- VIVAnews/Ikhwan Yanuar
VIVAnews - Keputusan Komisi Hukum DPR menerima Komisaris Jenderal Budi Gunawan sebagai Kapolri pengganti Jenderal Sutarman, mendapat reaksi keras dari Fraksi Partai Demokrat.
Keputusan itu bahkan dituding akan mencoreng wibawa negara karena telah memilih petinggi negara yang statusnya tersangka.
"Pengangkatan Budi Gunawan akan mencoreng sejarah Republik Indonesia, sebab untuk pertama kalinya Presiden mengangkat seorang tersangka untuk menjadi Kapolri," ujar anggota Fraksi Partai Demokrat Benny Kabur Harman dalam ruang sidang paripurna DPR, Kamis, 15 Januari 2015.
Demokrat, kata Benny, sangat menghargai hak prerogatif yang dimiliki Presiden Joko Widodo atas penunjukan Kapolri. Tapi, dengan berbagai pertimbangan yang ada, Demokrat berharap agar pengesahannya ditunda.
Terdapat beberapa alasan lain yang menjadi dasar bagi Demorat untuk tetap berpegang pada komitmennya, yakni akan hilangnya kepercayaan publik terhadap lembaga penegak hukum. Sementara, Polri secara tugas dan kewajibannya selalu bersentuhan dengan rakyat.
"Kami mengusulkan agar harus ada pendalaman dan klarifikasi atas dugaan KPK kepada Komjen Budi Gunawan. Tak cuma kepada yang bersangkutan, tapi juga ke Presiden, KPK, Kompolnas dan Polri," kata Benny.
Begitupun dengan status Jenderal Sutarman. Sesuai Undang-Undang Nomor 2 Tahun 2002 tentang Kepolisian Negara Republik Indonesia, maka Sutarman masih memungkinkan untuk tetap menjabat sebagai Kapolri.
"Masa jabatan Sutarman belum berakhir, yang bersangkutan belum pensiun, tidak mengundurkan diri dan tidak dijatuhi pidana yang berkekuatan hukum tetap. Jadi beliau masih bisa bertugas, hingga selesai proses klarifikasi terhadap Budi Gunawan," ujar Benny.

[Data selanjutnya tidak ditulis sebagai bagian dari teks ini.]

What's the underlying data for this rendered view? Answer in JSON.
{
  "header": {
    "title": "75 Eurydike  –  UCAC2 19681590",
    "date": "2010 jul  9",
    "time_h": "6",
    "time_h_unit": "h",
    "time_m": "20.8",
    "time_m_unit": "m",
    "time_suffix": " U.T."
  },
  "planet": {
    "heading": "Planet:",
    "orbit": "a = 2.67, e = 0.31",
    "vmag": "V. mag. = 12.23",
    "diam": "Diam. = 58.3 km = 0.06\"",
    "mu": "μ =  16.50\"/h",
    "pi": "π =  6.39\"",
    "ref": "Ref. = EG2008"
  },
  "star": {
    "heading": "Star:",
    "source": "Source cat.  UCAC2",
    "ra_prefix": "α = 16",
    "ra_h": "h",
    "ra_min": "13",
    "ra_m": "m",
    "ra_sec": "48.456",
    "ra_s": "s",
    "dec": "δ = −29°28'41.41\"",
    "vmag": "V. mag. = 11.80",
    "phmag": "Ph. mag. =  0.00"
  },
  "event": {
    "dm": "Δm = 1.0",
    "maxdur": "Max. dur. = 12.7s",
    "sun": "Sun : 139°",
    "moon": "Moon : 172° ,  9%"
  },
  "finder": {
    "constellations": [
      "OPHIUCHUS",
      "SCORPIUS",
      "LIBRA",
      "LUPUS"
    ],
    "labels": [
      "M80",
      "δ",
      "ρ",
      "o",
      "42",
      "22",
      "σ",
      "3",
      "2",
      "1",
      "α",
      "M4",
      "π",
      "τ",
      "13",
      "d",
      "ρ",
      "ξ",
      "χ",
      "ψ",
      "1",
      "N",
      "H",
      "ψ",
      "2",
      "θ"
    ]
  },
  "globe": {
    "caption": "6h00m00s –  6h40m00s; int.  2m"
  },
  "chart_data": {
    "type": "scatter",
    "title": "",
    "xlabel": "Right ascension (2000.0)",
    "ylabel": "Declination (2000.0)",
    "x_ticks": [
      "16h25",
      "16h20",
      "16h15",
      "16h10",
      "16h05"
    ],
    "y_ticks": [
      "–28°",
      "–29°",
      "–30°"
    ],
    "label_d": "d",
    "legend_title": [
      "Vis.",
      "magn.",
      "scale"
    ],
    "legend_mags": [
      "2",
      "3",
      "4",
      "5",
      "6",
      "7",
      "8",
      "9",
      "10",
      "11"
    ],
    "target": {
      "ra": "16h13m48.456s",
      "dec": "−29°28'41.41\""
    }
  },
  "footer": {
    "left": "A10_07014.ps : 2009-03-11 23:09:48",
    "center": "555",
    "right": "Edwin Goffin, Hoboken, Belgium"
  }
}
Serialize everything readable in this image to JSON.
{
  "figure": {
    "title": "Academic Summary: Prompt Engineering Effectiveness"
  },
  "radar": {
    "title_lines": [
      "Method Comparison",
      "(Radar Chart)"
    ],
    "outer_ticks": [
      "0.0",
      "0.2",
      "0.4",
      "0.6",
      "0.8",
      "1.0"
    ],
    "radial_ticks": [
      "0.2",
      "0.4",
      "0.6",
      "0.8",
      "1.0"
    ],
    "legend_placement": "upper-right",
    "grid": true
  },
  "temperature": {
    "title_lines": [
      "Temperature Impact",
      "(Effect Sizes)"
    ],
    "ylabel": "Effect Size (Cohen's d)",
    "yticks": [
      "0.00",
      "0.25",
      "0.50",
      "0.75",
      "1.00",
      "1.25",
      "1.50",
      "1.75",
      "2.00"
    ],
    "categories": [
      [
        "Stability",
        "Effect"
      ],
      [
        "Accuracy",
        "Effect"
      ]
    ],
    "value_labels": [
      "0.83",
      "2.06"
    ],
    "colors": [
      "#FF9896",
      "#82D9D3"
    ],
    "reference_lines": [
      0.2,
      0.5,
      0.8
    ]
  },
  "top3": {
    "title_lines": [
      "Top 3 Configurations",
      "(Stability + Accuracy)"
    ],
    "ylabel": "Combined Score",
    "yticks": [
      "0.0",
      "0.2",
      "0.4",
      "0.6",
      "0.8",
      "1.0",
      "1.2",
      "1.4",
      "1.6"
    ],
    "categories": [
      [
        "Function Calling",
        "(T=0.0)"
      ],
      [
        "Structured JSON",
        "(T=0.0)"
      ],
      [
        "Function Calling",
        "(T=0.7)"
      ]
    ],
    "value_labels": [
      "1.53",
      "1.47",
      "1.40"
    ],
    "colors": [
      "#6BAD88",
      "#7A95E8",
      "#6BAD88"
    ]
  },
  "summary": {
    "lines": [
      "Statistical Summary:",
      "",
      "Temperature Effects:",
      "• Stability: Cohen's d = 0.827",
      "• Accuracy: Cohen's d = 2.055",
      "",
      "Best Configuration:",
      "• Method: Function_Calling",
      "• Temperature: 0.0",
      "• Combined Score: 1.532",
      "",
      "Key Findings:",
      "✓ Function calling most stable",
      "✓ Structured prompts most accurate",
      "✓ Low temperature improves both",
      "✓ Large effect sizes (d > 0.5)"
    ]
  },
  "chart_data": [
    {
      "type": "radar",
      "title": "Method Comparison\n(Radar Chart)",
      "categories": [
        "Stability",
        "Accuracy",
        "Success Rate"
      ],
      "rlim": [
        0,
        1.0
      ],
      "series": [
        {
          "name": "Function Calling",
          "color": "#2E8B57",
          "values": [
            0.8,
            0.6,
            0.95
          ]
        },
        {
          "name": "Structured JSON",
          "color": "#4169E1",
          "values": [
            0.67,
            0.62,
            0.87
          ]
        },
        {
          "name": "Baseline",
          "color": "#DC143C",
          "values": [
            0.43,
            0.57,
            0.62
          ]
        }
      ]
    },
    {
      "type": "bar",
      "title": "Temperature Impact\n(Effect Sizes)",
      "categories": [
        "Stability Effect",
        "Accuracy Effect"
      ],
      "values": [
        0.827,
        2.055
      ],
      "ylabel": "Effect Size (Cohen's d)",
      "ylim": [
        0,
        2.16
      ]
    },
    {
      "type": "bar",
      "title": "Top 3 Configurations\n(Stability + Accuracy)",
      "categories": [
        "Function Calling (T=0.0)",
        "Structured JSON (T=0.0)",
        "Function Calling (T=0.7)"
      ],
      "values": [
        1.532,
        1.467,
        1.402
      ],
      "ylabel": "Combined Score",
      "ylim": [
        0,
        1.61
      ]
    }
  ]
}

Menurut Benny, jika Presiden dan DPR mengabaikan keputusan yang telah disampaikan oleh KPK, ia meyakini akan berimbas tidak baik di mata publik.
"Publik akan berkesimpulan bahwa dua lembaga negara, yakni DPR dan Presiden tidak memiliki iktikad baik untuk pemberantasan korupsi," katanya.